Q2(ii):

Form the pair of linear equations in the following problems, and find their solutions (if they exist) by the elimination method : (ii) Five years ago, Nuri was thrice as old as Sonu. Ten years later, Nuri will be twice as old as Sonu. How old are Nuri and Sonu?

Given:

1. Five years ago, Nuri's age was thrice the age of Sonu.

2. Ten years later, Nuri's age will be twice the age of Sonu.

To Find:

The present ages of Nuri and Sonu.

Step 1: Defining Variables

Let the present age of Nuri be $x$ years.

Let the present age of Sonu be $y$ years.

Step 2: Formulating the Equations

Condition 1: Five years ago

Nuri's age was $(x - 5)$ and Sonu's age was $(y - 5)$.

According to the problem: $(x - 5) = 3(y - 5)$

$x - 5 = 3y - 15$

$x - 3y = -15 + 5$

$x - 3y = -10$ --- (Equation 1)

Condition 2: Ten years later

Nuri's age will be $(x + 10)$ and Sonu's age will be $(y + 10)$.
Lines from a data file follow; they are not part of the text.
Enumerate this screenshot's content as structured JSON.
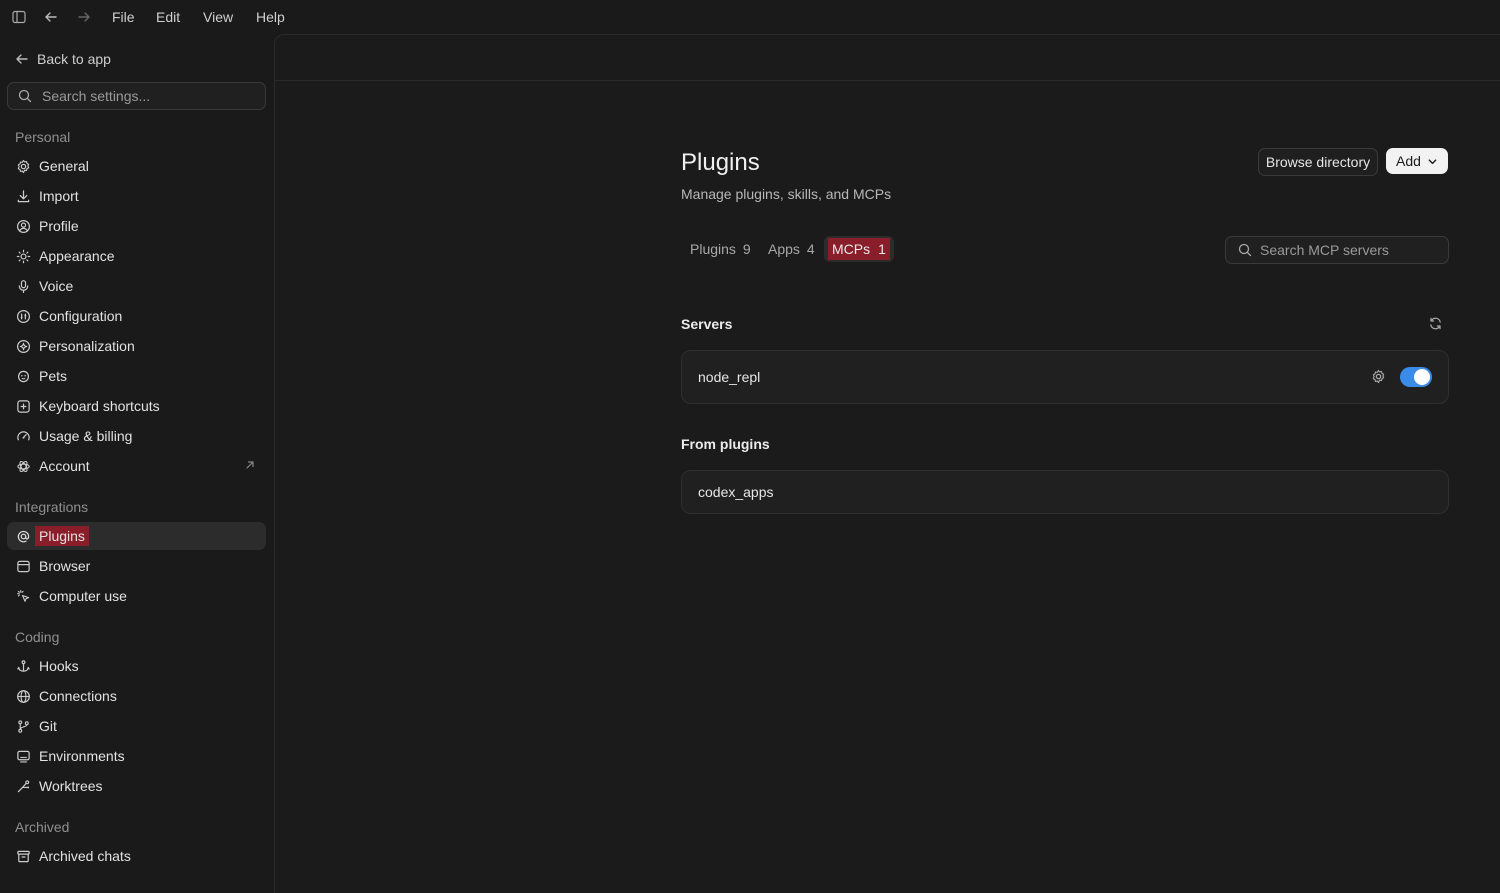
{
  "titlebar": {
    "menu": [
      "File",
      "Edit",
      "View",
      "Help"
    ]
  },
  "sidebar": {
    "back_label": "Back to app",
    "search_placeholder": "Search settings...",
    "sections": [
      {
        "title": "Personal",
        "items": [
          {
            "label": "General",
            "icon": "gear-icon"
          },
          {
            "label": "Import",
            "icon": "download-icon"
          },
          {
            "label": "Profile",
            "icon": "user-circle-icon"
          },
          {
            "label": "Appearance",
            "icon": "sun-icon"
          },
          {
            "label": "Voice",
            "icon": "microphone-icon"
          },
          {
            "label": "Configuration",
            "icon": "sliders-icon"
          },
          {
            "label": "Personalization",
            "icon": "sparkle-circle-icon"
          },
          {
            "label": "Pets",
            "icon": "paw-icon"
          },
          {
            "label": "Keyboard shortcuts",
            "icon": "keyboard-icon"
          },
          {
            "label": "Usage & billing",
            "icon": "gauge-icon"
          },
          {
            "label": "Account",
            "icon": "openai-icon"
          }
        ]
      },
      {
        "title": "Integrations",
        "items": [
          {
            "label": "Plugins",
            "icon": "at-icon"
          },
          {
            "label": "Browser",
            "icon": "browser-window-icon"
          },
          {
            "label": "Computer use",
            "icon": "cursor-click-icon"
          }
        ]
      },
      {
        "title": "Coding",
        "items": [
          {
            "label": "Hooks",
            "icon": "hook-icon"
          },
          {
            "label": "Connections",
            "icon": "globe-icon"
          },
          {
            "label": "Git",
            "icon": "git-branch-icon"
          },
          {
            "label": "Environments",
            "icon": "monitor-icon"
          },
          {
            "label": "Worktrees",
            "icon": "worktree-icon"
          }
        ]
      },
      {
        "title": "Archived",
        "items": [
          {
            "label": "Archived chats",
            "icon": "archive-icon"
          }
        ]
      }
    ]
  },
  "main": {
    "title": "Plugins",
    "subtitle": "Manage plugins, skills, and MCPs",
    "browse_label": "Browse directory",
    "add_label": "Add",
    "tabs": [
      {
        "label": "Plugins",
        "count": "9"
      },
      {
        "label": "Apps",
        "count": "4"
      },
      {
        "label": "MCPs",
        "count": "1"
      }
    ],
    "search_placeholder": "Search MCP servers",
    "servers_heading": "Servers",
    "servers": [
      {
        "name": "node_repl",
        "enabled": true
      }
    ],
    "from_plugins_heading": "From plugins",
    "plugin_servers": [
      {
        "name": "codex_apps"
      }
    ]
  },
  "colors": {
    "accent": "#3b8be8",
    "highlight": "#8a1d2a",
    "background": "#1a1a1a"
  }
}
According to the problem: $(x + 10) = 2(y + 10)$

$x + 10 = 2y + 20$

$x - 2y = 20 - 10$

$x - 2y = 10$ --- (Equation 2)

Step 3: Solving by Elimination Method

We have the system of equations:

(1) $x - 3y = -10$

(2) $x - 2y = 10$

To eliminate $x$, subtract Equation (1) from Equation (2):

$(x - 2y) - (x - 3y) = 10 - (-10)$

$x - 2y - x + 3y = 10 + 10$

$y = 20$

Step 4: Finding the value of $x$

Substitute $y = 20$ into Equation (2):

$x - 2(20) = 10$

$x - 40 = 10$

$x = 10 + 40$

$x = 50$

Step 5: Verification

Five years ago: Nuri was $50 - 5 = 45$, Sonu was $20 - 5 = 15$. Since $45 = 3 \times 15$, the first condition is satisfied.

Ten years later: Nuri will be $50 + 10 = 60$, Sonu will be $20 + 10 = 30$. Since $60 = 2 \times 30$, the second condition is satisfied.

Final Answer: The present age of Nuri is 50 years and the present age of Sonu is 20 years.